Black decaying teeth parted in the hideous parody of a smile. "Don't you recognize me? Am I that different than you? Why do you think our mother could never destroy me?" the creature asked.

"I don't understand. Why should I recognize you? Who are you?" Ben asked.

"I'm your brother. I was born the year after you but with me, our mother took drugs, some prescribed for her by the doctor." The deformed mouth belched out a horrible putrid stench and Ben gagged.

This made the monster angry. He screamed at Ben. "I hate you, I've always hated you. You received all our mother's love while she hid me away in the crawlspace. Even when she fed me she never looked at me. I disgusted her. I wanted a nice room and to be fed at the table. No not me, she was ashamed of me. She told everyone she lost me in the toilet. I tried to tell our father and she killed him. Oh, they thought he had a heart attack but she gave him a shot of insulin. That's why no one noticed." The thing belched again, scratched at one of the sores with a dirty fingernail and then put the finger in his mouth. "All these years my only pleasure has been to slowly drive you mad."

Ben gagged again and then he swung the broom handle in a mighty arc bringing it crashing down upon the abomination.
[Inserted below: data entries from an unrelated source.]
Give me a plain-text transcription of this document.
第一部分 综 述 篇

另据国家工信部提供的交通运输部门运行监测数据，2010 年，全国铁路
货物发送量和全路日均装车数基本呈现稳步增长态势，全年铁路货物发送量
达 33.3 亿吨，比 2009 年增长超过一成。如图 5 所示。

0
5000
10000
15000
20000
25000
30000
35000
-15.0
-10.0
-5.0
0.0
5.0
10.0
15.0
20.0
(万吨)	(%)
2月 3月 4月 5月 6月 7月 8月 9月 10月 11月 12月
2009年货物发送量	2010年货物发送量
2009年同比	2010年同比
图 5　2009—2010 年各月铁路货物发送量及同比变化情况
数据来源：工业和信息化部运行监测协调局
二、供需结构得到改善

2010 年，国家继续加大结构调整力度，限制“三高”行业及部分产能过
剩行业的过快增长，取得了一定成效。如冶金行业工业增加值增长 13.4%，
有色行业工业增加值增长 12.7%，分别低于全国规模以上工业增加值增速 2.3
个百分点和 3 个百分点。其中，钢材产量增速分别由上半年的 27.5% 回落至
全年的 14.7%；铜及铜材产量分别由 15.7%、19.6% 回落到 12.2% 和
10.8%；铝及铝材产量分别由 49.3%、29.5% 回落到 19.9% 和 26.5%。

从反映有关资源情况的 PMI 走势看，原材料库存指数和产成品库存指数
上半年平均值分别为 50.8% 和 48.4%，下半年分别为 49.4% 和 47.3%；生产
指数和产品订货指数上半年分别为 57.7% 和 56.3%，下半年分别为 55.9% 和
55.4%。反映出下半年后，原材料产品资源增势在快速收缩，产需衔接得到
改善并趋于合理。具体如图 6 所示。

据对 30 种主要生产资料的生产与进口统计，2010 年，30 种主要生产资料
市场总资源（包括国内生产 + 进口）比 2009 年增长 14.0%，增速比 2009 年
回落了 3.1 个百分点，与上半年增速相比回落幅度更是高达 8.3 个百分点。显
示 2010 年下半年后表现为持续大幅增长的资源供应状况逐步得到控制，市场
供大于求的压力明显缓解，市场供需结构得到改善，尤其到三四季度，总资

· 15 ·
His brother squealed in pain. Repeatedly, Ben struck amid its pleas for mercy. Never once did it strike back.

Ben never recovered. When his mother burst into the room, she found Ben sitting motionless in a pool of blood with the broken and battered body of the thing that came out of her clutched tightly in his hands. Ben spent the rest of his life, a hollow shell, resting in a sterile white asylum bed.